La participation, en l’absence de sondages d’opinion, est une des grandes inconnues de ce scrutin. « Le taux de participation pourrait être supérieur à celui de 2017 [38,25 %] car les jeunes pourraient davantage participer », estime un proche de l’Autorité nationale indépendante des élections (ANIE). 

Les deux derniers rendez-vous électoraux n’avaient pas suscité une grande adhésion : 39,83 % de participation lors de la présidentielle de décembre 2019 et 23,70 % lors du référendum sur la révision de la Constitution en novembre 2020.

« Ces politiques sont loin de nos problèmes ! »

Interrogé sur son intention ou non de voter, un homme d’un certain âge rencontré près de la mosquée al-Rahma, d’abord pris au dépourvu, répond d’un non catégorique. 

« On vote pour le changement et le changement, je n’y crois plus. Regardez cette tente placée au pied de l’immeuble depuis des années. Elle abrite parfois des familles, ou des jeunes sans abri. Chaque matin en sortant de chez moi, je commence ma journée avec cette image. Ça me mine le moral. Alors non, je ne voterai pas, parce que je ne crois plus au changement et la preuve est en bas de chez moi. »

À Bab El Oued, un quartier populaire de la capitale, Rachida, la cinquantaine, déplore une distance sociale entre le peuple et les dirigeants. « Ces politiques sont loin de nos problèmes ! Ils nous promettent la lune alors que nous n’avons même pas le minimum », dénonce-t-elle à MEE.

Des Algériennes marchent devant une station du métro d’Alger, toujours à l’arrêt en raison de la pandémie (AFP/Ryad Kramdi)
Des Algériennes marchent devant une station du métro d’Alger, toujours à l’arrêt en raison de la pandémie (AFP/Ryad Kramdi)

Par « minimum », cette Algéroise entend la disponibilité des transports en commun et l’eau qui coule au robinet. Car depuis plusieurs semaines, l’alimentation en eau potable est fortement perturbée. 

En cause, selon les médias, une pénurie d’eau dans les barrages qui alimentent la ville, causée par la raréfaction des pluies, et des dysfonctionnements à la station de dessalement. 

Les couacs de communication entre le ministère des Ressources en eau et la Société des eaux d’Alger (SEAAL), en charge de la distribution, autour d’annonces de coupures importantes ont fini d’inquiéter les habitants de la capitale.

« Nous subissons des coupures d’eau de plusieurs jours, le métro est à l’arrêt depuis un an, et bien d’autres problèmes viennent compliquer notre quotidien. Et personne ne nous donne aucune explication. Comment voulez-vous que la confiance soit instaurée ? Alors non, je ne voterai pas ! », ajoute-t-elle d’un ton révolté.
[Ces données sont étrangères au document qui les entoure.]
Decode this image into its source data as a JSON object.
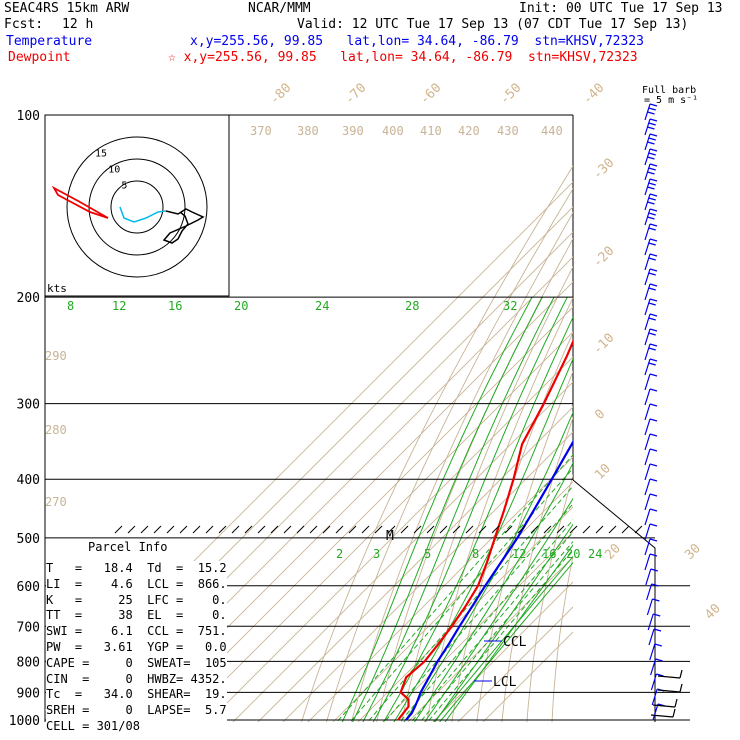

Dans la majorité des cas, les Algérois justifient leur refus de voter par des revendications sociales non satisfaites, ce qui, pour certains, empêche le dialogue avec les pouvoirs publics depuis des années. Ils ne rejettent pas la faute sur les candidats aux législatives, mais évoquent une « mauvaise gestion ».

Les dernières semaines ont été marquées par de vives tensions entre les manifestants et les forces de l’ordre lors des vendredis de manifestations du hirak, ce mouvement populaire qui a conduit à la démission de l’ex-président Abdelaziz Bouteflika. 

Selon le Comité national pour la libération des détenus (CNLD), qui tient une liste actualisée des arrestations, procès et condamnations de militants dans plusieurs villes d’Algérie, plus de 200 personnes seraient aujourd’hui en détention. 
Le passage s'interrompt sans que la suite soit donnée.